Mudar a cultura da aposentadoria

04 set 2017
por Anders Olauson

Para transformar o desafio do envelhecimento da sociedade na Europa numa oportunidade econômica, devemos mudar a nossa cultura em relação à aposentadoria e reformular o nosso conceito de envelhecimento. Hoje em dia, as pessoas com idades a partir dos 65 anos compreendem que desfrutam de melhor saúde e de mais longevidade do que as gerações anteriores, pelo que esperam viver os seus últimos anos de forma diferente dessas gerações. No entanto, o resto da sociedade ainda não assimilou esta nova realidade. Em 2014, apenas 18,5% das pessoas com mais de 65 anos na UE (União Europeia) estavam integradas na força de trabalho. Esta baixa proporção de trabalhadores com mais de 65 anos não só é economicamente insustentável, como também é inconsistente com as expectativas atuais dos trabalhadores. Em uma pesquisa global realizada em 2014, apenas 32% dos trabalhadores indicaram que planejavam parar de trabalhar completamente ao alcançar a idade da aposentadoria. Para apoiar vidas laborais mais longas, precisamos alterar a forma como pensamos na aposentadoria e abandonar a nossa noção de uma idade de aposentadoria definida. Não podemos continuar pensando nos anos mais avançados da vida como sendo inativos – ao invés disso, precisamos fomentar uma cultura que promova o envelhecimento saudável, crie políticas de emprego mais inclusivas e incentive a participação social e intelectual ao longo de toda a vida. Os governos podem ajudar a alterar a mentalidade em relação à reforma, mediante a modernização das políticas públicas para refletir a demografia do século XXI, mas os empregadores terão a influência mais determinante, ao adotar políticas para atrair e manter trabalhadores mais velhos e ao dar prioridade à saúde e ao bem-estar dos trabalhadores.

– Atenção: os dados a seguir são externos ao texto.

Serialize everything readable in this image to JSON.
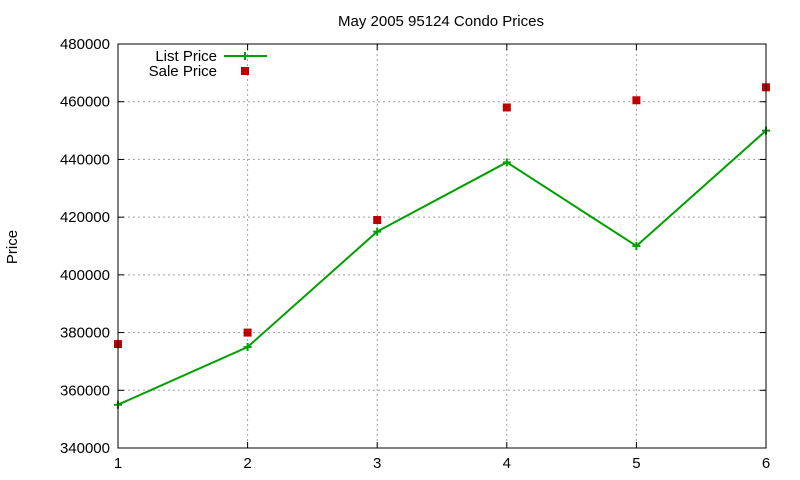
{
  "chart_data": {
    "type": "line",
    "title": "May 2005 95124 Condo Prices",
    "xlabel": "",
    "ylabel": "Price",
    "x": [
      1,
      2,
      3,
      4,
      5,
      6
    ],
    "xlim": [
      1,
      6
    ],
    "ylim": [
      340000,
      480000
    ],
    "x_ticks": [
      "1",
      "2",
      "3",
      "4",
      "5",
      "6"
    ],
    "y_ticks": [
      "340000",
      "360000",
      "380000",
      "400000",
      "420000",
      "440000",
      "460000",
      "480000"
    ],
    "grid": true,
    "legend_position": "top-left",
    "series": [
      {
        "name": "List Price",
        "style": "line+cross",
        "color": "#00a000",
        "values": [
          355000,
          375000,
          415000,
          439000,
          410000,
          450000
        ]
      },
      {
        "name": "Sale Price",
        "style": "square-markers",
        "color": "#c00000",
        "values": [
          376000,
          380000,
          419000,
          458000,
          460500,
          465000
        ]
      }
    ]
  }
}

Próximos passos fundamentais:

  • Os governos devem alterar a idade legal de aposentadoria para refletir as novas realidades demográficas e criar outros incentivos econômicos que tornem a aposentadoria antecipada menos atraente.
  • Os empregadores devem adotar estratégias inclusivas de contratação e recrutamento, para impedir a discriminação com base na idade e para assegurar que atraem talentos de todas as faixas etárias.
  • Os problemas de saúde são frequentemente o principal motivo que leva os trabalhadores a sairem do mercado de trabalho antes do previsto. Para manter os trabalhadores em funções durante mais tempo, os empregadores devem dar prioridade à saúde e ao bem-estar dos colaboradores. Além de fornecer acesso a cuidados de saúde de alta qualidade, os empregadores podem também promover a saúde através de iniciativas não tradicionais, tais como fornecer opções alimentares saudáveis nos refeitórios, check-ups de saúde gratuitos, inscrição em acadêmias subsidiada ou aulas de exercício físico nas instalações da empresa.
  • Às pessoas que tiverem sido diagnosticadas com uma doença crónica devem ser oferecidos programas adotados em função desse diagnóstico, para lhes prestar apoio na sua vida cotidiana.
  • Os empregadores devem melhorar a manutenção do pessoal, especialmente entre os trabalhadores mais velhos, ao fornecer opções de trabalho flexível e aposentadoria gradual. A flexibilidade permitirá que mais trabalhadores cumpram a sua expectativa em termos de carreira, de continuar trabalhando a título profissional após os 65 anos.
  • Os empregadores devem investir em programas de formação concebidos para colaboradores de todos os níveis, para ajudar os trabalhadores a manter a suas competências atualizadas ao longo da sua carreira.
Anders Olauson

Sobre o autor

Anders Olauson
Presidente, European Patients’ Forum (Fórum Europeu dos Doentes)

Anders Olauson esteve envolvido na fundação do Agrenska Centre (Centro Agrenska) em 1989. Exerceu funções como administrador até 2004, sendo presidente desde essa data. É responsável pela criação da The Agrenska Virtual International Academy (Academia Internacional Virtual Agrenska), um centro de investigação de doenças raras.

Em 2003, foi inaugurada a Eesti Agrenska Foundation e Anders desempenha as funções de Presidente do Conselho de Administração desde essa data.

Anders preocupa-se especialmente com o impacto das doenças raras nas crianças e nas suas famílias. O seu trabalho inclui o contacto com órgãos legislativos nacionais e regionais em relação à temática das doenças raras. Também contacta com representantes de hospitais, sindicatos ligados ao setor educativo e sindicatos em geral, bem como outros intervenientes importantes no domínio das doenças raras.